Hier liegt nach Ihren Angaben ein Fall der Alt. 2 vor.
Die Alt. 2 stellt klar, dass auch die Zuhilfenahme staatlicher Autorität nichts an der Anfechtbarkeit der Vermögensverschiebung ändern kann. Unerheblich ist dabei, ob die durch die Vollstreckung gesicherte oder erfüllte Forderung anfechtbar oder unanfechtbar erworben worden war.

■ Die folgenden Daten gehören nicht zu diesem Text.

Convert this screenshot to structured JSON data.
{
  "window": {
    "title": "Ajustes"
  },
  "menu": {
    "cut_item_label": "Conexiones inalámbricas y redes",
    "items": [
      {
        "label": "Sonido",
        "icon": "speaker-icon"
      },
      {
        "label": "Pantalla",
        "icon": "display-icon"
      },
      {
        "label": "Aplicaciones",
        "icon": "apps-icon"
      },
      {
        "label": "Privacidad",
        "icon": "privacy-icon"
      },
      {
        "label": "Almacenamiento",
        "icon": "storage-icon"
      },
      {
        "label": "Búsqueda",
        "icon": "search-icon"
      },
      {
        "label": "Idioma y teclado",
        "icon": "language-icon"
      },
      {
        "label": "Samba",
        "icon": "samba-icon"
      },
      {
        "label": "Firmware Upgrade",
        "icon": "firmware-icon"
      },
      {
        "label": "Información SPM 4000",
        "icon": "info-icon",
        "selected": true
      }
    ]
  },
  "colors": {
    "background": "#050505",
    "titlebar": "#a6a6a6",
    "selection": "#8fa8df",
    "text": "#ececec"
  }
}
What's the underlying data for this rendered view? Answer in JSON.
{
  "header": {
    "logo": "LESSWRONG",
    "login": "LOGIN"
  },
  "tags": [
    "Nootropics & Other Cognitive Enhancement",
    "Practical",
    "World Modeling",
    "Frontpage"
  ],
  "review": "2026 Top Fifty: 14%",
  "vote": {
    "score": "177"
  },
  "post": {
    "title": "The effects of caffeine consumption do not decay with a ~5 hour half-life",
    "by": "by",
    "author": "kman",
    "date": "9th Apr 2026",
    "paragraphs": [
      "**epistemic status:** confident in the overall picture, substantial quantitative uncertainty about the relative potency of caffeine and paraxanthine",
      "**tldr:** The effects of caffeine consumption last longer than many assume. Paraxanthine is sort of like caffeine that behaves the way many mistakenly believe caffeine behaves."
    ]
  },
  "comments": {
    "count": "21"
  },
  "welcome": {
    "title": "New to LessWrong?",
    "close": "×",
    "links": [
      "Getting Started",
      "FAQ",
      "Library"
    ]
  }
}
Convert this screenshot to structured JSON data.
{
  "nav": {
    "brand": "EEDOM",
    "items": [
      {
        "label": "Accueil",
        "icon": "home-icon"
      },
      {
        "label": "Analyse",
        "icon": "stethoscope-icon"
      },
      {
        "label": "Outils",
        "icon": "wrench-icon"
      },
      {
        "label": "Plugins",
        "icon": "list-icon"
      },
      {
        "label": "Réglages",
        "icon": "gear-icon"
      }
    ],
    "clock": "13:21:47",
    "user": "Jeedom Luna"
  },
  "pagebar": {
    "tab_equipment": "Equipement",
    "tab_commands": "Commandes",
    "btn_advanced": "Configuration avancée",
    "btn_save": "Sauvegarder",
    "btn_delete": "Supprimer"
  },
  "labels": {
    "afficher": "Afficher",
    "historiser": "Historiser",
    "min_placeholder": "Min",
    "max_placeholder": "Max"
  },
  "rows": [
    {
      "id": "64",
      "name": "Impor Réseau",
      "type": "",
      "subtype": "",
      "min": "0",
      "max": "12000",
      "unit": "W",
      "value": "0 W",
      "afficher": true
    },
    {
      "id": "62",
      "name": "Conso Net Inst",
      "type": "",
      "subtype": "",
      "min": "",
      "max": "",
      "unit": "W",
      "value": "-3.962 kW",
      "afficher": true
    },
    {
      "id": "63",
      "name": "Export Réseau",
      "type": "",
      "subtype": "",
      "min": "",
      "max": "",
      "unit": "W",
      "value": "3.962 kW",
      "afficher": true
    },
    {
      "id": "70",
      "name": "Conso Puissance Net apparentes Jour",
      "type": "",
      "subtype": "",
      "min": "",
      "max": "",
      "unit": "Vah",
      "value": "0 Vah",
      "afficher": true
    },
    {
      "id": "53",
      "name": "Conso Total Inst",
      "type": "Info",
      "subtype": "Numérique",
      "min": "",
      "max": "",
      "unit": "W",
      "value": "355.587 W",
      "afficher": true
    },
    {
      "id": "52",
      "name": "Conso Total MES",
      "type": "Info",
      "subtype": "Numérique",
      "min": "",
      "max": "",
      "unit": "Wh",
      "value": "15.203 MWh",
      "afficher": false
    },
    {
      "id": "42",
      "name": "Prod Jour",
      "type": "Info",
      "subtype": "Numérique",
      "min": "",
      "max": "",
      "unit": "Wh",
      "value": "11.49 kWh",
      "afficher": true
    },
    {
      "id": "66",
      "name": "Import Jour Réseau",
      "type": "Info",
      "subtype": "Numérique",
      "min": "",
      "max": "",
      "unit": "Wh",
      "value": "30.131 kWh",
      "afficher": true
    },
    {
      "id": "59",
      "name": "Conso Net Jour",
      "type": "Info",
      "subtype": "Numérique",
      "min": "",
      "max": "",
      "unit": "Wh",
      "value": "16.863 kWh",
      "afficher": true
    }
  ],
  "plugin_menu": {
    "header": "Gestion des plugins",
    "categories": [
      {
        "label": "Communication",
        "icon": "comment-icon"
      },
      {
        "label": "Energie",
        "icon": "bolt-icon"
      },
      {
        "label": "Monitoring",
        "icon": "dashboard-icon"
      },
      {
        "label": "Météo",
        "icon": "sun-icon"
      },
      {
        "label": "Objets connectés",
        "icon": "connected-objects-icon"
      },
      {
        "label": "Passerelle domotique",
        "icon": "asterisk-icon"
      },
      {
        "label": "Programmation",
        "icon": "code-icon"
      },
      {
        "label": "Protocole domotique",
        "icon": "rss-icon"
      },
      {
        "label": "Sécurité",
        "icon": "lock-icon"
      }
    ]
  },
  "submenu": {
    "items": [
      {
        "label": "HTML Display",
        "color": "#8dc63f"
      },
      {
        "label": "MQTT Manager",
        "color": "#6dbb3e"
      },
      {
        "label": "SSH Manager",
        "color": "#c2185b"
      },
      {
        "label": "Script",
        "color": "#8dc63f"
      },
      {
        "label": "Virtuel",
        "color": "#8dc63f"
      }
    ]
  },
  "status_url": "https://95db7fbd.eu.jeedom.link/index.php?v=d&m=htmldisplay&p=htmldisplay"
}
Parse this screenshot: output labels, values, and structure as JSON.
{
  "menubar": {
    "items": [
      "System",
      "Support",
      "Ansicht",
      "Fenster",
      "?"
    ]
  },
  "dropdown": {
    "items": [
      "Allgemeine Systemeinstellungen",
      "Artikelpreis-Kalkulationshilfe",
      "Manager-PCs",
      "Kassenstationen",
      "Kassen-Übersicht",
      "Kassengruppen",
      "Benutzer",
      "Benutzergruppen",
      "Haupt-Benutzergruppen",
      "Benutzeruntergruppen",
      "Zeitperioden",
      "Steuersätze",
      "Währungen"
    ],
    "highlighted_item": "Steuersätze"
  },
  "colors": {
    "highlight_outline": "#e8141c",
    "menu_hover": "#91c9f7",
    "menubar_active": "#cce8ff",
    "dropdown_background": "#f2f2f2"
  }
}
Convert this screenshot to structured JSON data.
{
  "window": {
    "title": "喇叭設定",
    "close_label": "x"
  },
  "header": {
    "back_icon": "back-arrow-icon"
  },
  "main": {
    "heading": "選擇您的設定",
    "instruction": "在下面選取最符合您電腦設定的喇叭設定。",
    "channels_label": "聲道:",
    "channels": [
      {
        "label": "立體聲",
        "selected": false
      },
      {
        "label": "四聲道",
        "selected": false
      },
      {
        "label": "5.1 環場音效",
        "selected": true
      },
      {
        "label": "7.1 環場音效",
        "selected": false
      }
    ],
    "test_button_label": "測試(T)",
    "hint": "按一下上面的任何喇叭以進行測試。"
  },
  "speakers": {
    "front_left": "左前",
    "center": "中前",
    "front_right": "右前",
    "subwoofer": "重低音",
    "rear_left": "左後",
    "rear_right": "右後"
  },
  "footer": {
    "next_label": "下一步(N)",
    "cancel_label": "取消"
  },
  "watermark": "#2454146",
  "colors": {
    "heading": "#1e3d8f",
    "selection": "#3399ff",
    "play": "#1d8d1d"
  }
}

Wurde bereits die Forderung anfechtbar erworben, so kann die Forderungsbegründung nach §§ 132 ff., die Vollstreckungshandlung gem. §§ 130, 131 angefochten werden (zur Anfechtung nach § 133). Zu den erfassten Vollstreckungshandlungen zählen z.B. die Pfändung von beweglichen Sachen und Forderungen, die Begründung von Zwangshypotheken, die Anordnung der Zwangsversteigerung eines Grundstückes sowie die Vollziehung von Arrest und einstweiliger Verfügung (HK-Kreft § 141 Rn. 4).
In Ihrem Falle zählt daher die Kontenpfändung unter diese Alternative.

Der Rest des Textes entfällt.